I’ve just been doing my research on healthy food and nutrition for my own weight loss and now I think I am more confused that I was before I started. There are just about as many diets recommended as there are people. Dr. Phil has a diet book, Dr Oz has his daily green drink to escalate fat burn, Oprah has probably tried them all and we have all witnessed how each diet initially works to lose weight sometimes 100 pounds or more, BUT a year or so later its back. The obesity epidemic speaks for itself, it is difficult to follow a life long healthy eating regime in our modern society when all things are considered.

For my working lifetime I would leave our home in a rush in the morning eating “on the fly” 5 days of the week, grab a fast lunch and then come home too exhausted to want to prepare a healthy nutritious meal. If  I did take the time to make a proper meal, because the healthiest meals always take time, I would have grabbed something to eat before supper was ready because I literally could not wait till supper was ready, I needed to eat right now! Those calories add up quickly as does the glass of wine before supper. Besides the calories from the wine itself, it really increases my appetite so I would eat more, especially sweets. I crave something sweet after I drink white wine.

Fit for Life – My Fitness Goal

I am in my late sixties and plan to live another 25 good, happy, fit, healthy years. That means I must make a lifestyle change. I hate to exercise and I am 50 pounds overweight. I still can’t quite believe I allowed this to happen to me, but here I am, so what do I plan to do about it. Eat less calories than the calories I burn – Ok I get that. Please don’t tell me I have to go hungry to lose my weight because that simply will not work for any extended length of time. I know, I’ve tried it before many times. My fitness goal is to lose 50 pounds by Christmas 2011. That gives me a little more than 6 months to reach my goal but I plan on enjoying every step of the way, every pound lost is going to be celebrated and not with a glass of wine either. As I write this I still don’t know what will substitute the glass of wine but I’ll find something.

My Lifetime Eating Plan

I plan on keeping this as simple as possible so that I can stick with it. From the extensive reading I have done I believe that following an eating plan designed for a diabetic is a very healthy approach to a healthy diet and it is certainly doable for a lifetime because millions of people are following it and have for years. There are a ton of cookbooks out there for me to get delicious recipes and I am fairly familiar with this diet because my father was a diabetic and I was raised on a diabetic diet. Not that we didn’t have ice cream and other treats but we certainly ate complex carbohydrates and not nearly the amount of refined foods we eat today.

My Loose Weight Diet Plan

    1. Eat Complex Carbohydrates that have a glycemic index of less than 55.
    2. Eat mostly chicken, turkey, fish ( if I can get fresh pickeral).
    3. Limit my consumption of red meat. Instead of ground hamburger I will eat ground turkey.
    4. Eat lots of fruits and vegetables, mostly raw, if possible.
    5. Drink 8 glasses of water a day.
    6. Take a multivitamin daily.
    7. Have 2 tablespoons of wheat bran daily.
    8. Use more spices (cinnamon, nutmeg, Cayenne pepper) t0 to flavor my food.
    9. Meat portion size = a deck of cards.
    10. As many raw fruits and vegetables as I like.
    11. Consume only healthy fats, monounsaturated and polyunsaturated oils.
    12. I’ll add it when it comes back to me – slipped away just now.

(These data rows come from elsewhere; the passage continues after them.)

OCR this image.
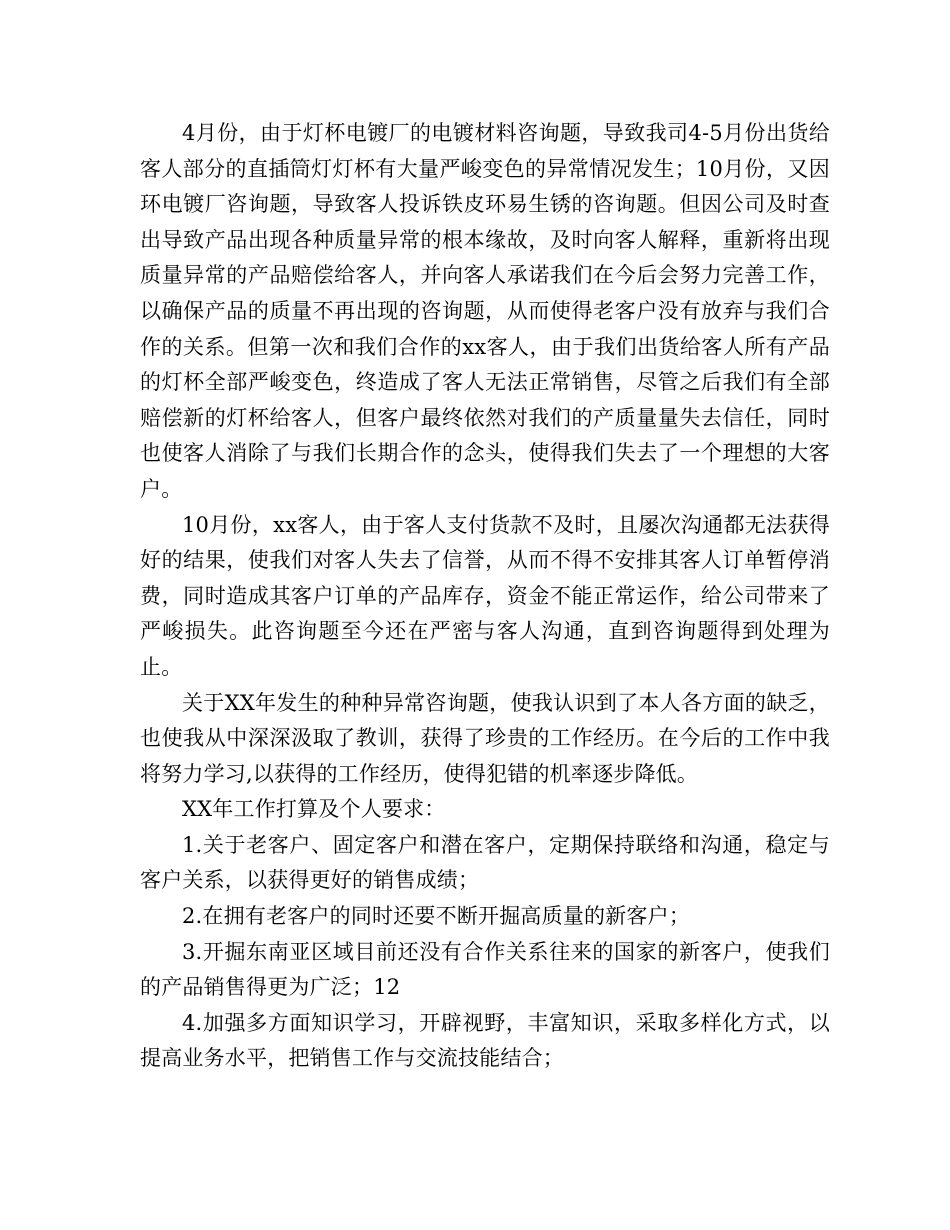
4月份，由于灯杯电镀厂的电镀材料咨询题，导致我司4-5月份出货给客人部分的直插筒灯灯杯有大量严峻变色的异常情况发生；10月份，又因环电镀厂咨询题，导致客人投诉铁皮环易生锈的咨询题。但因公司及时查出导致产品出现各种质量异常的根本缘故，及时向客人解释，重新将出现质量异常的产品赔偿给客人，并向客人承诺我们在今后会努力完善工作，以确保产品的质量不再出现的咨询题，从而使得老客户没有放弃与我们合作的关系。但第一次和我们合作的xx客人，由于我们出货给客人所有产品的灯杯全部严峻变色，终造成了客人无法正常销售，尽管之后我们有全部赔偿新的灯杯给客人，但客户最终依然对我们的产质量量失去信任，同时也使客人消除了与我们长期合作的念头，使得我们失去了一个理想的大客户。

10月份，xx客人，由于客人支付货款不及时，且屡次沟通都无法获得好的结果，使我们对客人失去了信誉，从而不得不安排其客人订单暂停消费，同时造成其客户订单的产品库存，资金不能正常运作，给公司带来了严峻损失。此咨询题至今还在严密与客人沟通，直到咨询题得到处理为止。

关于XX年发生的种种异常咨询题，使我认识到了本人各方面的缺乏，也使我从中深深汲取了教训，获得了珍贵的工作经历。在今后的工作中我将努力学习,以获得的工作经历，使得犯错的机率逐步降低。

XX年工作打算及个人要求：

1.关于老客户、固定客户和潜在客户，定期保持联络和沟通，稳定与客户关系，以获得更好的销售成绩；

2.在拥有老客户的同时还要不断开掘高质量的新客户；

3.开掘东南亚区域目前还没有合作关系往来的国家的新客户，使我们的产品销售得更为广泛；12

4.加强多方面知识学习，开辟视野，丰富知识，采取多样化方式，以提高业务水平，把销售工作与交流技能结合；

My Weight Loss Exercise Plan

I will follow the program for my exercise routine. This plan advocates exercising to momentary muscular failure for 7 minutes a day every other day for a lifetime. You target a different set of muscles each day that you do your exercises but you only exercise every other day. This means that each muscle group that you exercise is getting a 10 day rest before you exercise them again and herein lays the benefit of this approach. When you exercise your muscles to momentary muscular failure you are causing tiny miniscule tears in your muscular fiber. The 10 days rest time frame is giving your muscles adequate time to heal themselves. This makes this 7 minute workout program a very healthy and doable exercise regime. The exercise is the stimulus and building bigger stronger muscles is the bodies response.